Engelskirchen/Ennepetal. Höhlenforscher aus Ennepetal haben spektakuläre Riesenkristalle entdeckt. Sie sind in Europa einmalig.

Es ist ein sensationeller Fund: Die Höhlenforscher des Arbeitskreises Kluterthöhle (AKKH) entdeckten im „Windloch“ in Engelskirchen spektakuläre Riesenkristalle wie es sie in Europa kein zweites Mal gibt. Dass das enorme Höhlensystem in der Kleinstadt im Bergischen Land so gründlich erkundet wird, hat mit dem Forscherdrang der AKKH-Mitglieder zu tun – und mit dem „Ennepetaler Modell“.

Sensation entdeckt

„Ich wüsste nicht, dass ich schon mal so etwas Geiles gesehen habe. Das ist eine absolute Jahrhundertentdeckung für Deutschland.“ Stefan Voigts Begeisterung ist auch zwei Monate nach seiner Sternstunde im Mühlenberg, durch den sich das „Windloch“ zieht, unverkennbar.

Bei der ersten „Befahrung“, wie Bergleute ihre Touren nennen, nach Winter- und Coronapause in diesem Jahr waren der Vorsitzende des AKKH und seine Mitstreiter Mitte Mai auf die riesigen Aragonitgeflechte gestoßen. „In der Heilenbecker Höhle gibt es auch welche. Die sind etwa zehn Zentimeter groß, darauf war ich schon stolz“, meint Voigt. Und im Erzberg in der Steiermark, wo es im europäischen Maßstab bedeutende Vorkommen gibt, erreichen solche „Eisenblüten“ bis zu 60 Zentimeter. Die Aragonitkristalle in Engelskirchen messen bis zu 1,20 Meter.

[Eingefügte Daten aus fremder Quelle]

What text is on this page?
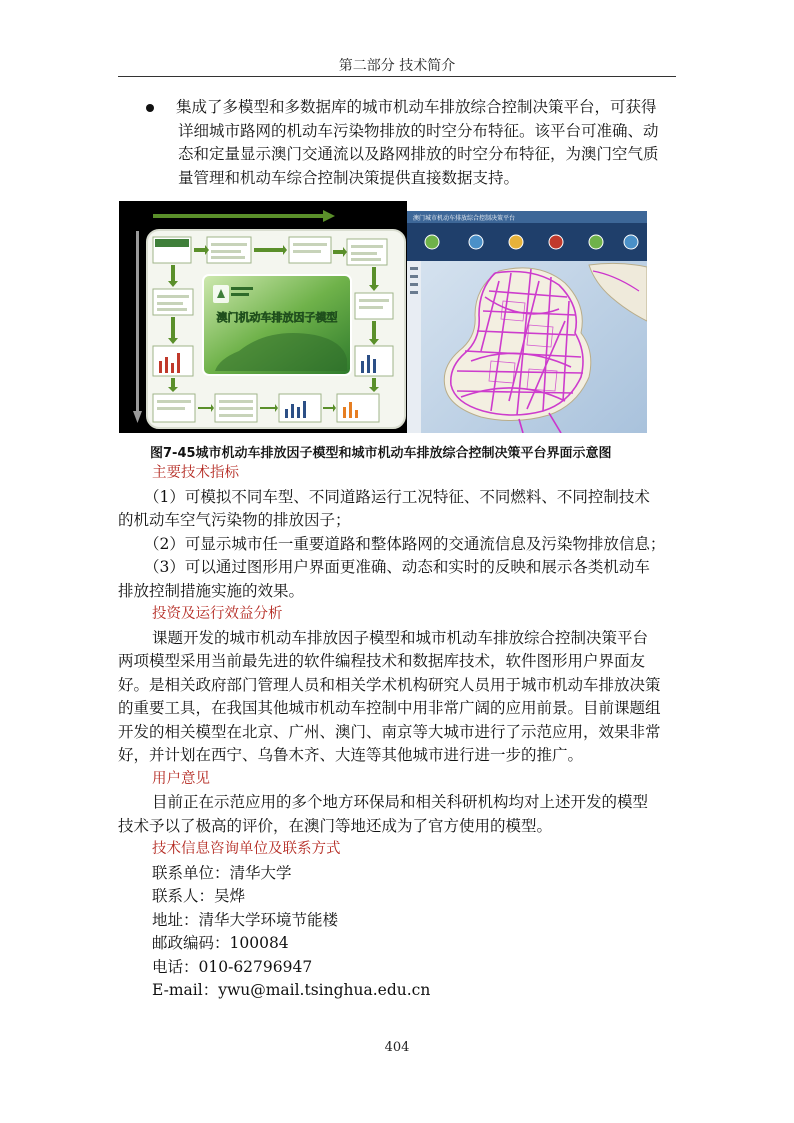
第二部分 技术简介
集成了多模型和多数据库的城市机动车排放综合控制决策平台，可获得
详细城市路网的机动车污染物排放的时空分布特征。该平台可准确、动
态和定量显示澳门交通流以及路网排放的时空分布特征，为澳门空气质
量管理和机动车综合控制决策提供直接数据支持。
澳门机动车排放因子模型
澳门城市机动车排放综合控制决策平台
图7-45城市机动车排放因子模型和城市机动车排放综合控制决策平台界面示意图
主要技术指标
（1）可模拟不同车型、不同道路运行工况特征、不同燃料、不同控制技术
的机动车空气污染物的排放因子；
（2）可显示城市任一重要道路和整体路网的交通流信息及污染物排放信息；
（3）可以通过图形用户界面更准确、动态和实时的反映和展示各类机动车
排放控制措施实施的效果。
投资及运行效益分析
课题开发的城市机动车排放因子模型和城市机动车排放综合控制决策平台
两项模型采用当前最先进的软件编程技术和数据库技术，软件图形用户界面友
好。是相关政府部门管理人员和相关学术机构研究人员用于城市机动车排放决策
的重要工具，在我国其他城市机动车控制中用非常广阔的应用前景。目前课题组
开发的相关模型在北京、广州、澳门、南京等大城市进行了示范应用，效果非常
好，并计划在西宁、乌鲁木齐、大连等其他城市进行进一步的推广。
用户意见
目前正在示范应用的多个地方环保局和相关科研机构均对上述开发的模型
技术予以了极高的评价，在澳门等地还成为了官方使用的模型。
技术信息咨询单位及联系方式
联系单位：清华大学
联系人：吴烨
地址：清华大学环境节能楼
邮政编码：100084
电话：010-62796947
E-mail：ywu@mail.tsinghua.edu.cn
404
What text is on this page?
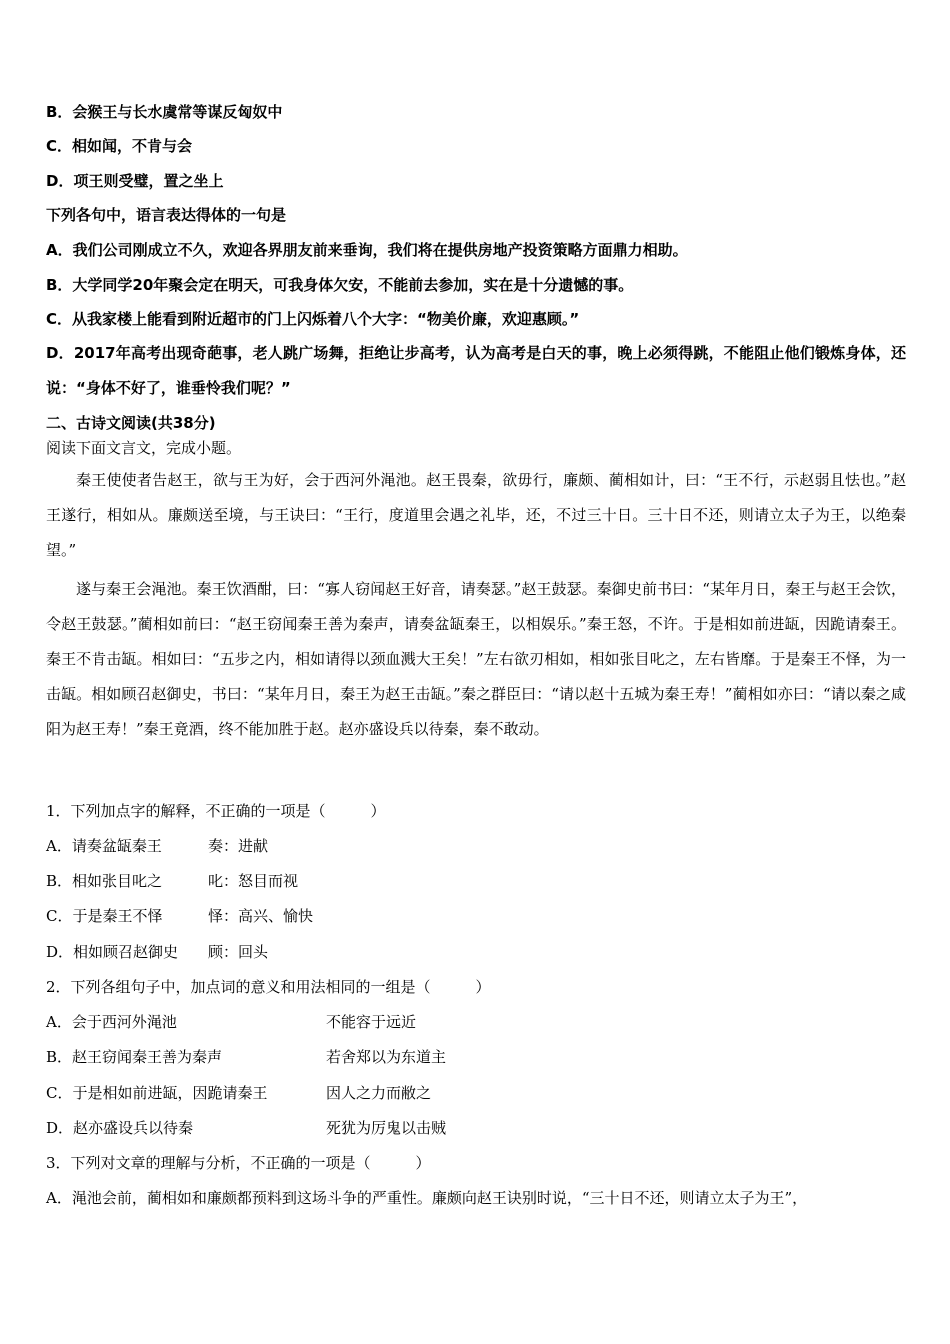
B．会猴王与长水虞常等谋反匈奴中
C．相如闻，不肯与会
D．项王则受璧，置之坐上
下列各句中，语言表达得体的一句是
A．我们公司刚成立不久，欢迎各界朋友前来垂询，我们将在提供房地产投资策略方面鼎力相助。
B．大学同学20年聚会定在明天，可我身体欠安，不能前去参加，实在是十分遗憾的事。
C．从我家楼上能看到附近超市的门上闪烁着八个大字：“物美价廉，欢迎惠顾。”
D．2017年高考出现奇葩事，老人跳广场舞，拒绝让步高考，认为高考是白天的事，晚上必须得跳，不能阻止他们锻炼身体，还说：“身体不好了，谁垂怜我们呢？”
二、古诗文阅读(共38分)
阅读下面文言文，完成小题。
秦王使使者告赵王，欲与王为好，会于西河外渑池。赵王畏秦，欲毋行，廉颇、蔺相如计，曰：“王不行，示赵弱且怯也。”赵王遂行，相如从。廉颇送至境，与王诀曰：“王行，度道里会遇之礼毕，还，不过三十日。三十日不还，则请立太子为王，以绝秦望。”
遂与秦王会渑池。秦王饮酒酣，曰：“寡人窃闻赵王好音，请奏瑟。”赵王鼓瑟。秦御史前书曰：“某年月日，秦王与赵王会饮，令赵王鼓瑟。”蔺相如前曰：“赵王窃闻秦王善为秦声，请奏盆缻秦王，以相娱乐。”秦王怒，不许。于是相如前进缻，因跪请秦王。秦王不肯击缻。相如曰：“五步之内，相如请得以颈血溅大王矣！”左右欲刃相如，相如张目叱之，左右皆靡。于是秦王不怿，为一击缻。相如顾召赵御史，书曰：“某年月日，秦王为赵王击缻。”秦之群臣曰：“请以赵十五城为秦王寿！”蔺相如亦曰：“请以秦之咸阳为赵王寿！”秦王竟酒，终不能加胜于赵。赵亦盛设兵以待秦，秦不敢动。
1．下列加点字的解释，不正确的一项是（　　　）
A．请奏盆缻秦王	奏：进献
B．相如张目叱之	叱：怒目而视
C．于是秦王不怿	怿：高兴、愉快
D．相如顾召赵御史 顾：回头
2．下列各组句子中，加点词的意义和用法相同的一组是（　　　）
A．会于西河外渑池	不能容于远近
B．赵王窃闻秦王善为秦声	若舍郑以为东道主
C．于是相如前进缻，因跪请秦王	因人之力而敝之
D．赵亦盛设兵以待秦	死犹为厉鬼以击贼
3．下列对文章的理解与分析，不正确的一项是（　　　）
A．渑池会前，蔺相如和廉颇都预料到这场斗争的严重性。廉颇向赵王诀别时说，“三十日不还，则请立太子为王”，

Schon lange ist Stefan Voigt am Mühlenberg aktiv. „Ich grabe da seit 1988 herum“, erzählt er. Mehrere Höhlen entdeckte er, mit einer Ganglänge von bis 60 Metern. „Das ist für die Region schon recht viel“, betont er. Vor etwa 15 Jahren, im Winter, fiel ihm eine Spalte auf, aus der Dampf kam. Schon da habe er Engelskirchens Bürgermeister Gero Karthaus gesagt: „Wir müssen da was machen“. Doch mit einfachem Gerät ließ sich die Spalte nicht erweitern, außerdem kümmerte sich Stefan Voigt um viele andere Baustellen – insbesondere um die Renaturierung der Kluterthöhle, bei der ein gleichermaßen sensationelles Korallenriff zum Vorschein kam. Diese Arbeit mündete letztlich darin, dass die Kluterthöhle im vergangenen Jahr in den Rang eines „Nationalen Naturmonuments“ erhoben wurde (wir berichteten).

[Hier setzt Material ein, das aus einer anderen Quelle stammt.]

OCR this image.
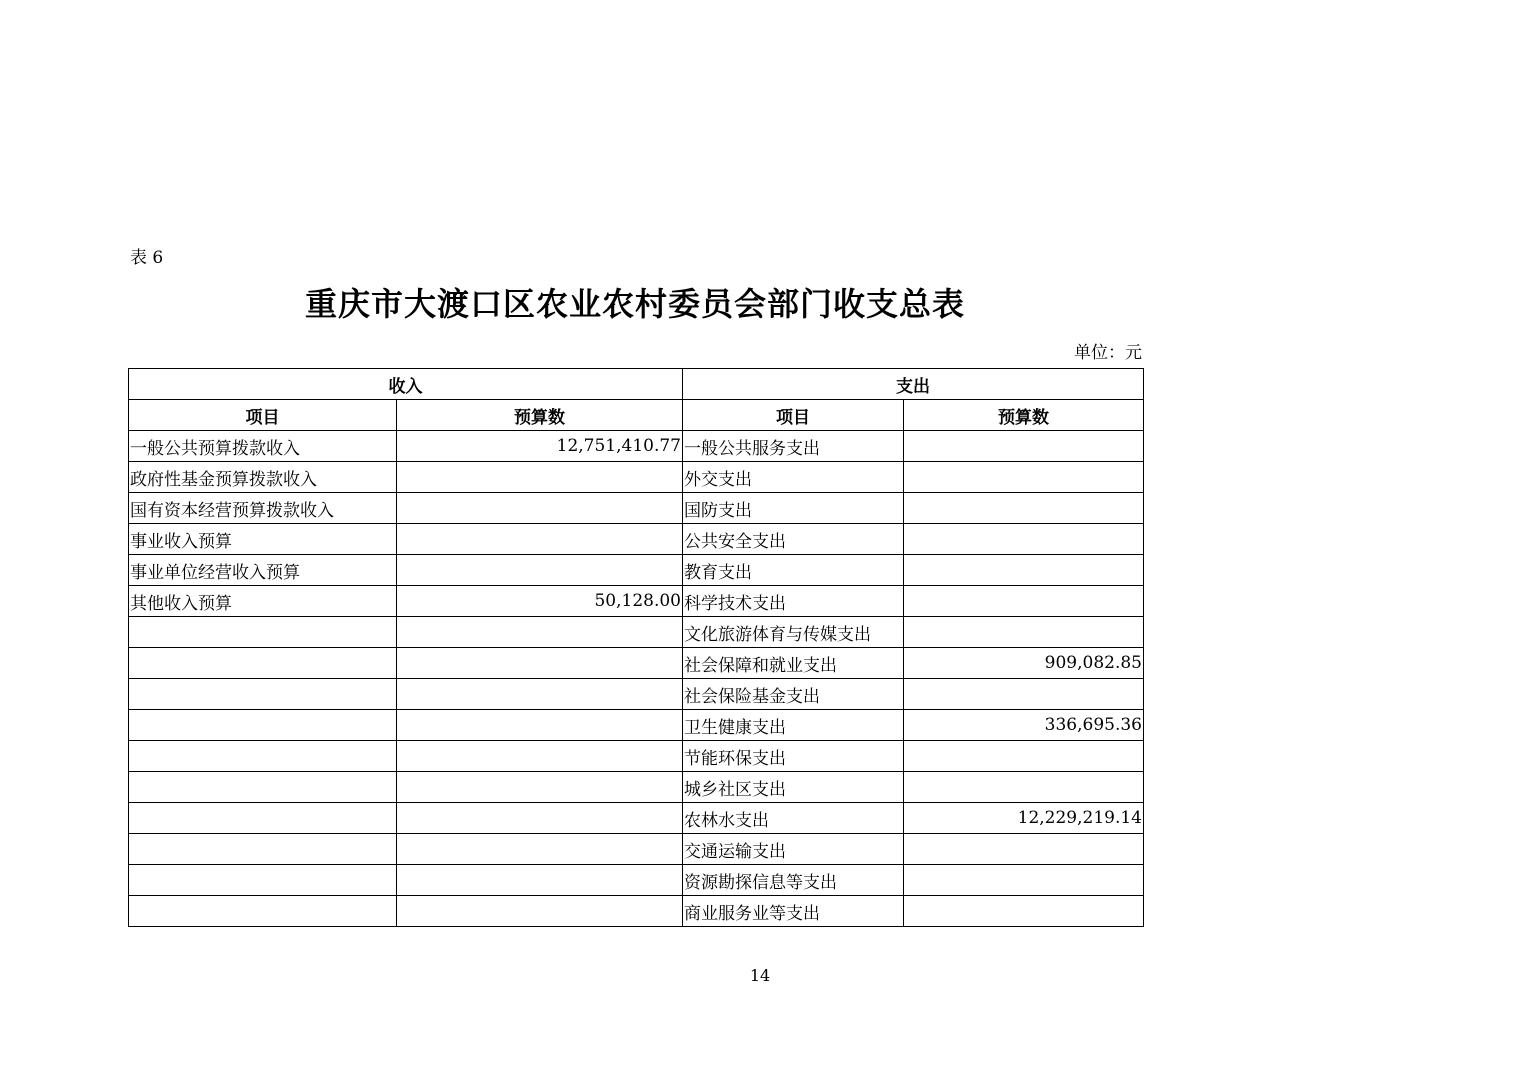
表 6
重庆市大渡口区农业农村委员会部门收支总表
单位：元
收入		支出	
项目	预算数	项目	预算数
一般公共预算拨款收入	12,751,410.77	一般公共服务支出	
政府性基金预算拨款收入		外交支出	
国有资本经营预算拨款收入		国防支出	
事业收入预算		公共安全支出	
事业单位经营收入预算		教育支出	
其他收入预算	50,128.00	科学技术支出	
		文化旅游体育与传媒支出	
		社会保障和就业支出	909,082.85
		社会保险基金支出	
		卫生健康支出	336,695.36
		节能环保支出	
		城乡社区支出	
		农林水支出	12,229,219.14
		交通运输支出	
		资源勘探信息等支出	
		商业服务业等支出	
14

Doch das „Windloch“ in Engelskirchen ließ Stefan Voigt keine Ruhe. Im Herbst 2018 lud der Bürgermeister den rastlosen Höhlenforscher ein, um ihm zum Erhalt des Bundesverdienstkreuzes zu gratulieren, und fragte, was er ihm denn Gutes tun könne. „Ich muss mal mit schwerem Gerät an Deinen Bürgersteig“, lautete die Antwort Voigts. Gesagt – getan. Als das Loch aufgebrochen war, guckten die Aktiven des AKKH ins Schwarze.

Seit März 2019 sind Stefan Voigt und seine Mitstreiter fast jeden Samstag (außer in der Winterpause zum Schutz der Fledermäuse) in mehrköpfigen Teams in der Engelskirchener Höhle unterwegs. Innerhalb dieses kurzen Zeitraums stießen sie hinter dem kleinen Loch am Bordsteinrand einer Straße – dem Windloch – auf ein Höhlensystem ungeahnten Ausmaßes.

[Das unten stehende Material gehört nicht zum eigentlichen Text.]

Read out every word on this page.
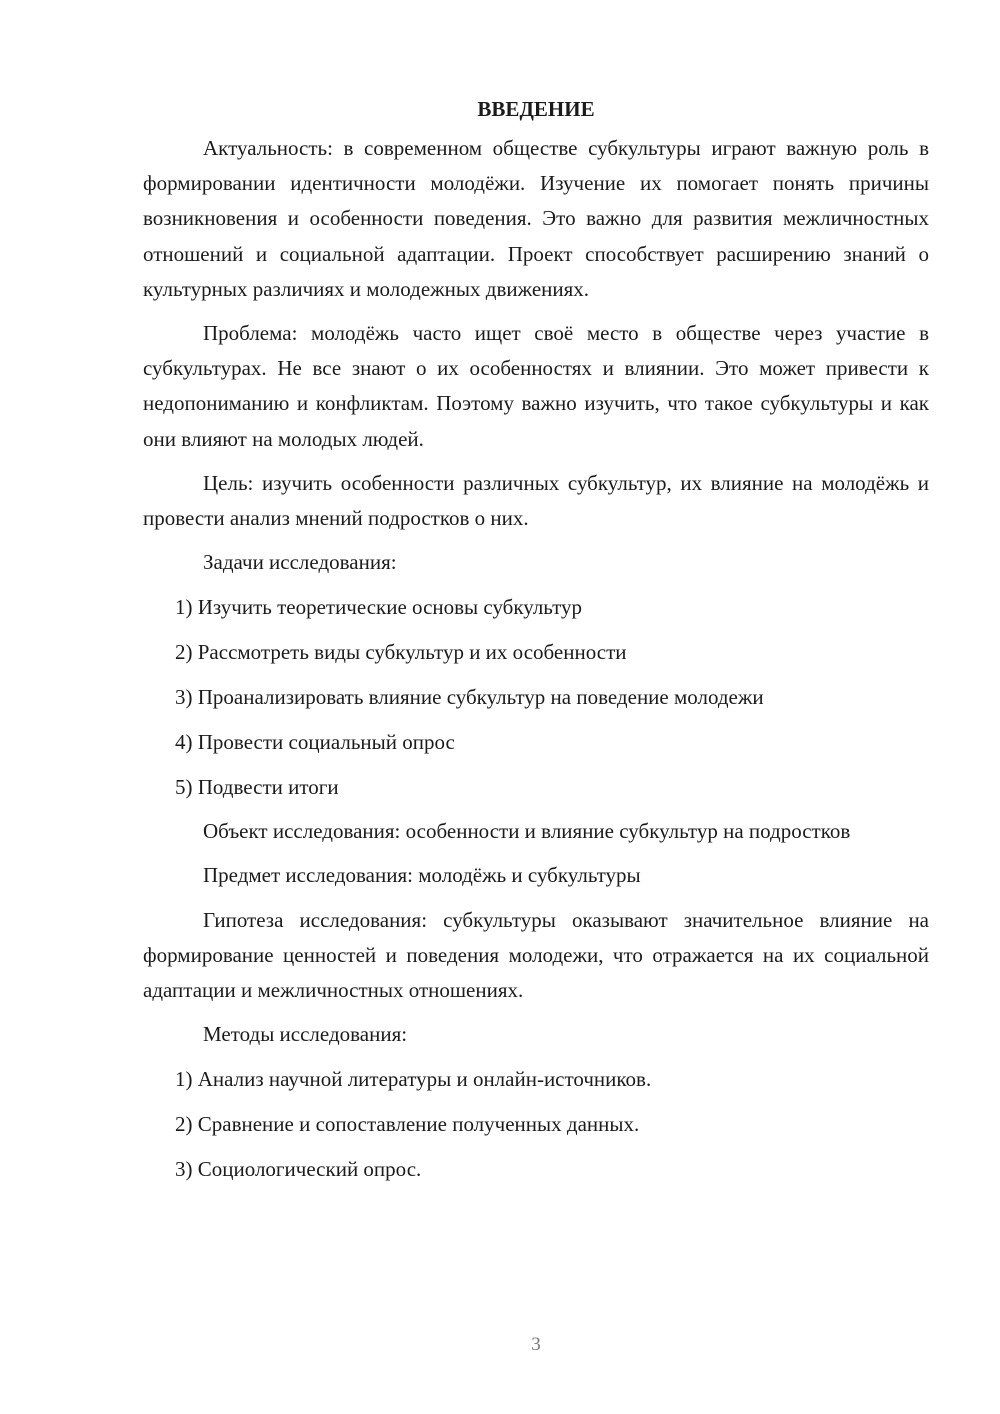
ВВЕДЕНИЕ

Актуальность: в современном обществе субкультуры играют важную роль в формировании идентичности молодёжи. Изучение их помогает понять причины возникновения и особенности поведения. Это важно для развития межличностных отношений и социальной адаптации. Проект способствует расширению знаний о культурных различиях и молодежных движениях.

Проблема: молодёжь часто ищет своё место в обществе через участие в субкультурах. Не все знают о их особенностях и влиянии. Это может привести к недопониманию и конфликтам. Поэтому важно изучить, что такое субкультуры и как они влияют на молодых людей.

Цель: изучить особенности различных субкультур, их влияние на молодёжь и провести анализ мнений подростков о них.

Задачи исследования:

1) Изучить теоретические основы субкультур
2) Рассмотреть виды субкультур и их особенности
3) Проанализировать влияние субкультур на поведение молодежи
4) Провести социальный опрос
5) Подвести итоги

Объект исследования: особенности и влияние субкультур на подростков

Предмет исследования: молодёжь и субкультуры

Гипотеза исследования: субкультуры оказывают значительное влияние на формирование ценностей и поведения молодежи, что отражается на их социальной адаптации и межличностных отношениях.

Методы исследования:

1) Анализ научной литературы и онлайн-источников.
2) Сравнение и сопоставление полученных данных.
3) Социологический опрос.
3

Ganglänge von 7,45 Kilometern

„Wir sind mittlerweile bei einer Ganglänge von 7524 Metern“, so Voigt. Damit hat das „Windloch“ inzwischen nicht nur die Kluterthöhle mit ca. 5,8 Kilometern, sondern auch die bis dato größte Höhle in NRW, die Attahöhle (ca. 6,7 Kilometer), spielend abgehängt. Bundesweit liegt das System im Mühlenberg inzwischen in den Top Ten. Größte deutsche Höhle ist das „Riesending“ in den Berchtesgadener Alpen mit 22,4 Kilometern.

Um das „Windloch“, das längst bundesweit für Schlagzeilen sorgte, erkunden zu können, traf der AKKH eine flächendeckende Vereinbarung mit der Stadt Engelskirchen. Und hier kommt das „Ennepetaler Modell“ ins Spiel. Schon vor Jahrzehnten entwickelte der Verein eine bestimmte Arbeitsweise, um die oft geologisch und auch erdgeschichtlich bedeutenden Höhlen zu sichern. Mit der jeweiligen Gemeinde – oder auch mit Privatpersonen, Firmen oder gar dem Land NRW – wird ein Vertrag über einzelne Höhlen oder ein Gesamtgebiet abgeschlossen, in dem die Aufgaben der Höhlenforschung und des Höhlenschutzes an den AKKH übertragen werden. Der AKKH darf die jeweilige Höhle verschließen und hat sozusagen die Schlüsselgewalt. Dadurch wird sichergestellt, dass die jeweilige Höhle gegen Zerstörung und Verschmutzung gesichert wird, Flora, Fauna und geologische Phänomene geschützt werden und eine fachkundige Erforschung ermöglicht.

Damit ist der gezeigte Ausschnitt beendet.